I have been wondering for a while if there is a method to solving the following form of equation $a^n + b^n = c$ Where a,b,c are all integers. For example, $2^n + 5^n = 29$. One can quickly see that n is 2 but is there a general method?

Answer 1

There is, in general, no closed form solution to the equation $a^x + b^x =c$.

We can (from the monotonicity of the function $x\mapsto a^x + b^x$) show that a solution exists for every $c>0$, but (unless ofcourse if $a=0$ or $b=0$), the solution can only be calculated numerically.
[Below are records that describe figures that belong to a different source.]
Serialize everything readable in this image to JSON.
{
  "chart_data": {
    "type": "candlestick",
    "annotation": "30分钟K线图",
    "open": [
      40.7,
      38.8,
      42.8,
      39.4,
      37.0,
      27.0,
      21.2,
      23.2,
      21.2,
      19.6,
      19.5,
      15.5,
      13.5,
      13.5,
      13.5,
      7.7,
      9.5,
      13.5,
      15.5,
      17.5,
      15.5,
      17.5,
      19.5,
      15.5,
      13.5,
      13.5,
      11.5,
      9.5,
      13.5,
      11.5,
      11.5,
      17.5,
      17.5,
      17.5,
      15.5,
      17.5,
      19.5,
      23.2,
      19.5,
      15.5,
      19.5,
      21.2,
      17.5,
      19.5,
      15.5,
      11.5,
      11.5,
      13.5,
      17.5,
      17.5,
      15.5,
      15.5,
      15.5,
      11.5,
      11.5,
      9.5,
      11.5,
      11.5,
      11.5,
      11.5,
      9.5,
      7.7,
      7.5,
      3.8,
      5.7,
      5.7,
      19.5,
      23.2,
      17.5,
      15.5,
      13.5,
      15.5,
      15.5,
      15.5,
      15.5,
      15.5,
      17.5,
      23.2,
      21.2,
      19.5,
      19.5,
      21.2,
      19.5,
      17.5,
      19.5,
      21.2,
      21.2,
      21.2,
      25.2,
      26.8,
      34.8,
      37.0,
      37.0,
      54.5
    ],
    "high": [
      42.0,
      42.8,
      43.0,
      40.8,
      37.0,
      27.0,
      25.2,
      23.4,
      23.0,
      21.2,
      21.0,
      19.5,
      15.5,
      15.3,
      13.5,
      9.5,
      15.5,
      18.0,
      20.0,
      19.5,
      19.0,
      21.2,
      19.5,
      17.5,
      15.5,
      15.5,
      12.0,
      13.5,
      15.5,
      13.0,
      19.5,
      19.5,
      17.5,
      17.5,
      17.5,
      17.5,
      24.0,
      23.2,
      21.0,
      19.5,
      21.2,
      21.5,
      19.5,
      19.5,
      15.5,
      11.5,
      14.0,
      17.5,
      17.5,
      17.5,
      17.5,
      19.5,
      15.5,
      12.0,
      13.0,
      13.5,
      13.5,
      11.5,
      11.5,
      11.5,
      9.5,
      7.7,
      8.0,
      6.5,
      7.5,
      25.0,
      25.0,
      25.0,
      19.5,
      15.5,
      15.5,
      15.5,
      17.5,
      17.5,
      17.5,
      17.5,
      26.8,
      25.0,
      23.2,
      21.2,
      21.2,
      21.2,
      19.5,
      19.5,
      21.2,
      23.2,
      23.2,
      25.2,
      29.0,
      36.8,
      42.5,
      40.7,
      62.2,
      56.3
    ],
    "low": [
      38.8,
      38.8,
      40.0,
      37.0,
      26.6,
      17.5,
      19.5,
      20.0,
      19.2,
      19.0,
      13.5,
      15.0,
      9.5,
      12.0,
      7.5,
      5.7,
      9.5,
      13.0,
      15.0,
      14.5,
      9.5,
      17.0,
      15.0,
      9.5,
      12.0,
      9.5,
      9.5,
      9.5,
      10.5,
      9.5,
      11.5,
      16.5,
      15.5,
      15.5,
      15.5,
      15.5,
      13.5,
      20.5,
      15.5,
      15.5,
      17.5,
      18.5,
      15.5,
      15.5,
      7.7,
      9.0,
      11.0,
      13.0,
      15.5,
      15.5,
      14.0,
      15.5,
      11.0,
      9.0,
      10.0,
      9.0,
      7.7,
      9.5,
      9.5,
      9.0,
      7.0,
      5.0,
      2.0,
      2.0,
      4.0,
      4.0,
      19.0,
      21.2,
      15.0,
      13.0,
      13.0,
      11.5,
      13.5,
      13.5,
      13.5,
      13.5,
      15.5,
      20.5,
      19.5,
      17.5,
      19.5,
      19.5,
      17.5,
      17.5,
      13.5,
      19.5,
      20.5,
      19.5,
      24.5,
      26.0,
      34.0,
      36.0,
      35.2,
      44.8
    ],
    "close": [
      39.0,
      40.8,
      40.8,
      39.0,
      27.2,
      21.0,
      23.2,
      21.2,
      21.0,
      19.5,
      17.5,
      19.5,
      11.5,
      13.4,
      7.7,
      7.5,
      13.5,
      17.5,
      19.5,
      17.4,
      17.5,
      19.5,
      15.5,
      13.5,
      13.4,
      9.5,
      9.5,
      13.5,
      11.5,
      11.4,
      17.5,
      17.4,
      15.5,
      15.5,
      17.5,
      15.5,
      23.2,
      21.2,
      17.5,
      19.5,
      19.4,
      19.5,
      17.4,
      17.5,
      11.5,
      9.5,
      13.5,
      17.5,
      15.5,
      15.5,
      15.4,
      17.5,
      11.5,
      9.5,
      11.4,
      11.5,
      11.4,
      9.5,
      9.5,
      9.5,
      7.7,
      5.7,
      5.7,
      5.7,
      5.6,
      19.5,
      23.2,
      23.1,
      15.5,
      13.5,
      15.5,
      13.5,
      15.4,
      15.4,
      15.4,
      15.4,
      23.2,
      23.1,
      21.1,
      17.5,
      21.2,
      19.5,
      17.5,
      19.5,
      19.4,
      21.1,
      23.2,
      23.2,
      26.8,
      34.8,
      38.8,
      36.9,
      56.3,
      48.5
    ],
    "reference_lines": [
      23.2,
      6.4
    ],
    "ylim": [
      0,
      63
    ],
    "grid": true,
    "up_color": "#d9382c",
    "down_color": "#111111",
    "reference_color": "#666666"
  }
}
That said, if you know an integer solution exists, then you can find it by bisection. First, try to evaluate $a^n+b^n$ for $n=1,2,4,8,16,\dots$ until you reach some value of $n$ for which $a^n+b^n>c$. Then, use bisection to narrow down your choices for $n$. By that I mean:

• Start with $n_1,n_2$ such that $a^{n_1}+b^{n_1}\leq c<a^{n_2}+b^{n_2}$.
• Set $n=\frac{n_1+n_2}{2}$, and evaluate $a^{n}+b^{n}$.
• If $a^{n}+b^{n} < c$, set $n_1$ to $n$. Otherwise, set $n_2$ to $n$.
• Repeat step $1$.

Answer 2

Assume $a\ge b\ge 2$ and we are only interested in integer solutions $n$, we have \begin{equation} n\log a + \log(1 + (b/a)^n) = \log c \end{equation} but $(1 + (b/a)^n)$ is somewhere in $[1, 2]$, hence $ n \le \log_a c\le n + \log_a 2$. This implies \begin{equation} \boxed{n = \lfloor \log_a c\rfloor}\quad \text{if}\quad a > 2 \end{equation} \begin{equation} n = \lfloor\log_2 (c)\rfloor - 1\quad\text{if}\quad a = b = 2 \end{equation} It remains to say when this sole $n$ candidate actually satisfies the equation. If it does not, there is no solution.